Chapter 5 Data Wrangling

WE HAVE ARRIVED. Finally, we get to play with some data……pretty much. We’re really going to practice a little bit of the data cleaning process. The authors call this data wrangling and I totally love it. Frankly, the functions you learn here are the foundation of R. They are so important they have their own little title, The Wickam 6. Let’s get to it.

5.1 Goals

  • Open rmd stub

  • load in tidyverse and your data

  • check out the data with the functions we learned last unit

  • play with a line graph a little

  • Clean data with the dplyr package and the Wickam Six

    • select

    • filter

    • mutate

    • arrange

    • group_by

    • summarise

  • first exposure to pipes

5.2 Tasks

Task 1: Set-up

You should read section 5.1 and load in the babynames dataset described in 5.2. Throughout this unit PAY ATTENTION to the commands you are using and actively try to remember and implement the commands we have learned in the last few units.

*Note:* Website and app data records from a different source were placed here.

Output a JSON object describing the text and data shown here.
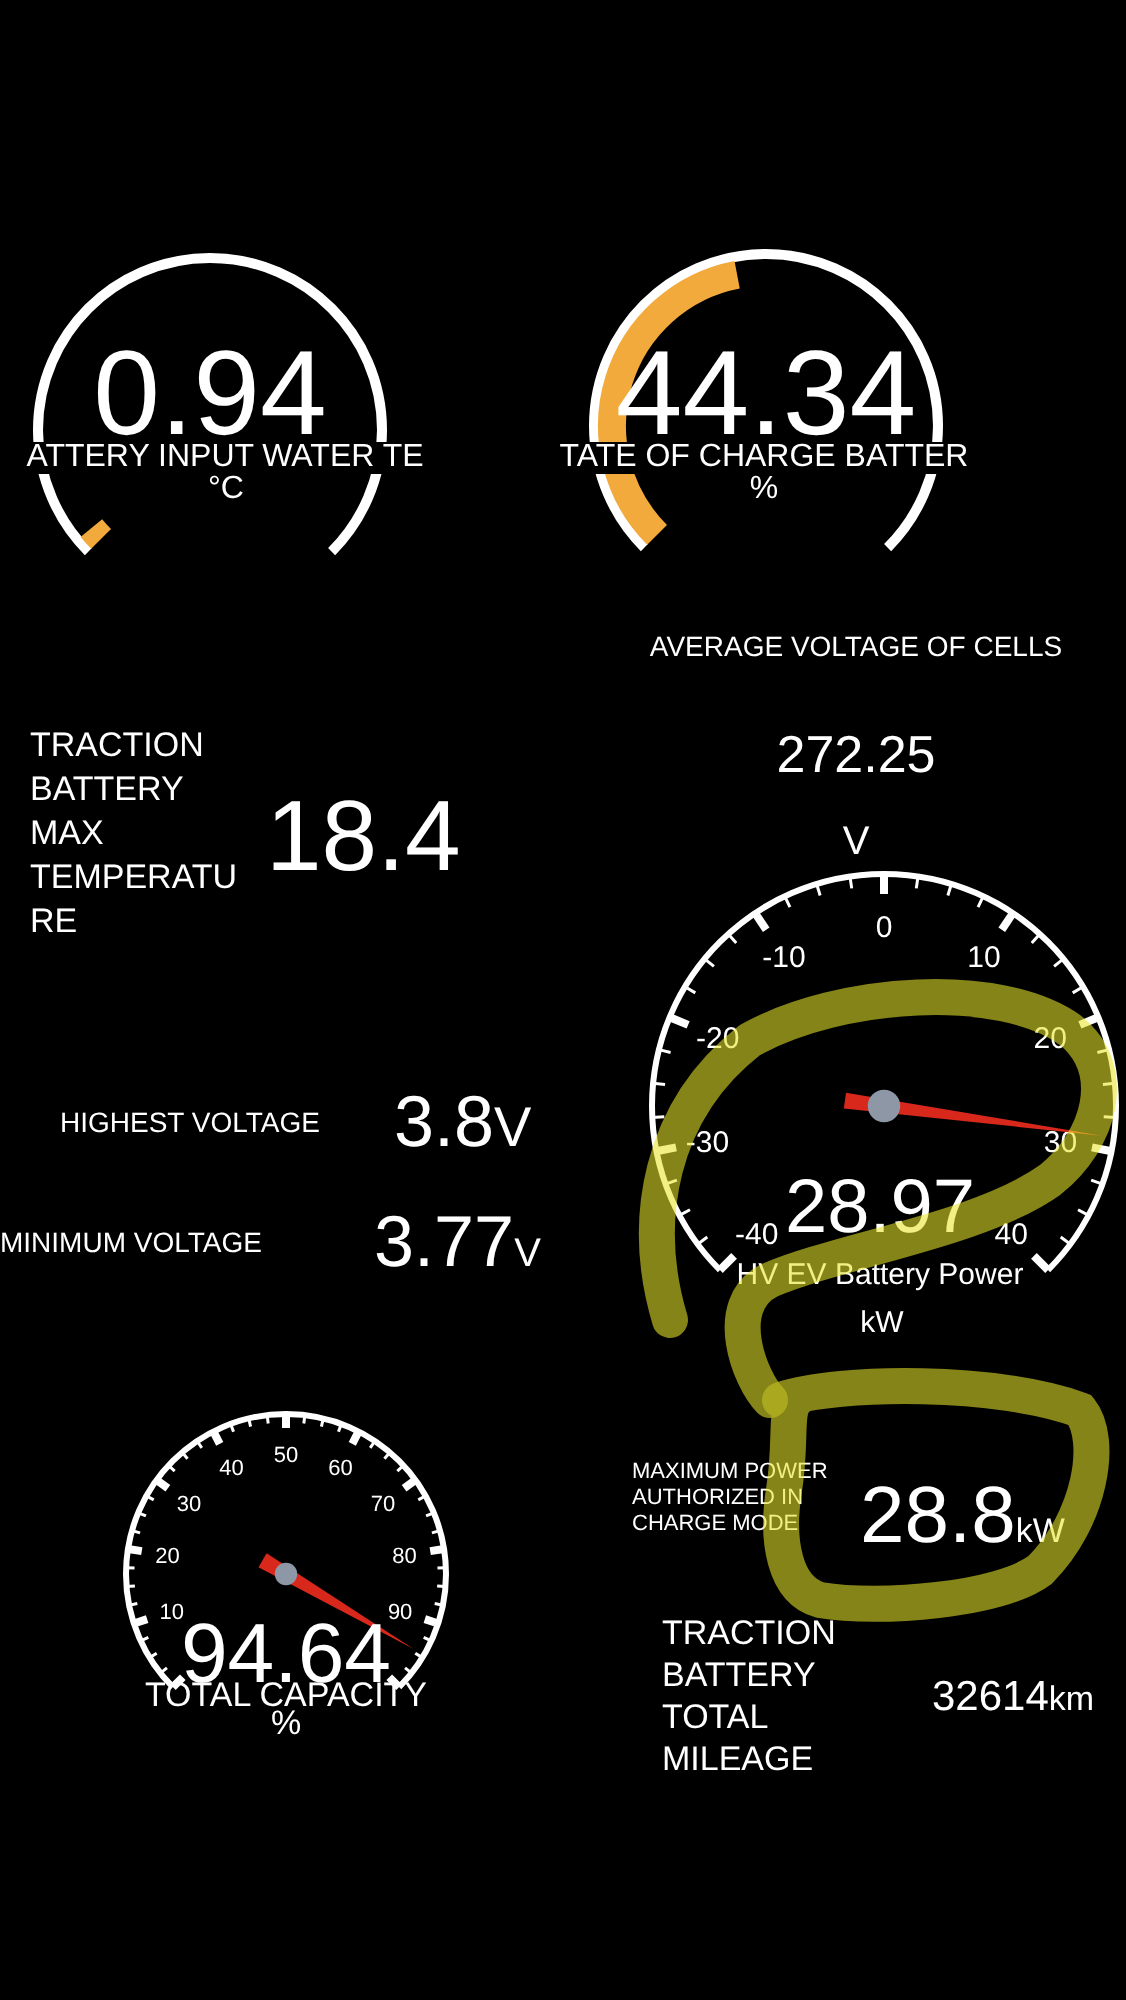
{
  "arc_gauges": [
    {
      "value": "0.94",
      "label": "ATTERY INPUT WATER TE",
      "unit": "°C"
    },
    {
      "value": "44.34",
      "label": "TATE OF CHARGE BATTER",
      "unit": "%"
    }
  ],
  "average_voltage": {
    "label": "AVERAGE VOLTAGE OF CELLS",
    "value": "272.25",
    "unit": "V"
  },
  "max_temperature": {
    "label": "TRACTION BATTERY MAX TEMPERATURE",
    "value": "18.4"
  },
  "voltages": [
    {
      "label": "HIGHEST VOLTAGE",
      "value": "3.8",
      "unit": "V"
    },
    {
      "label": "MINIMUM VOLTAGE",
      "value": "3.77",
      "unit": "V"
    }
  ],
  "dial_gauges": [
    {
      "ticks": [
        "-40",
        "-30",
        "-20",
        "-10",
        "0",
        "10",
        "20",
        "30",
        "40"
      ],
      "value": "28.97",
      "label": "HV EV Battery Power",
      "unit": "kW"
    },
    {
      "ticks": [
        "10",
        "20",
        "30",
        "40",
        "50",
        "60",
        "70",
        "80",
        "90"
      ],
      "value": "94.64",
      "label": "TOTAL CAPACITY",
      "unit": "%"
    }
  ],
  "max_power": {
    "label": "MAXIMUM POWER AUTHORIZED IN CHARGE MODE",
    "value": "28.8",
    "unit": "kW"
  },
  "mileage": {
    "label": "TRACTION BATTERY TOTAL MILEAGE",
    "value": "32614",
    "unit": "km"
  }
}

Task 2: Trying out the Wickam 6

Complete 5.3-5.13. This will take you a while, it’s ok to take a break, take your time.

Actually type all of the code out, you need the practice

Task 3: Stuff to turn in on StackOverflow

In the rmd stub you use for this chapter take notes using the # in each activity you create code for. When you use a new function, like mutate use the # to describe what the function does in your own words. Post your responses and use the ch3 tag for any questions have throughout.

  1. Post code, similar to that in activity 3, to create a tibble that filters out all names except children named Margaret who were assigned female at birth.

  2. In your own words tell me what a pipe does

  3. In activity 4, suppose I only wanted a tibble with year, name, and prop…what would my code look like? hint use the select function.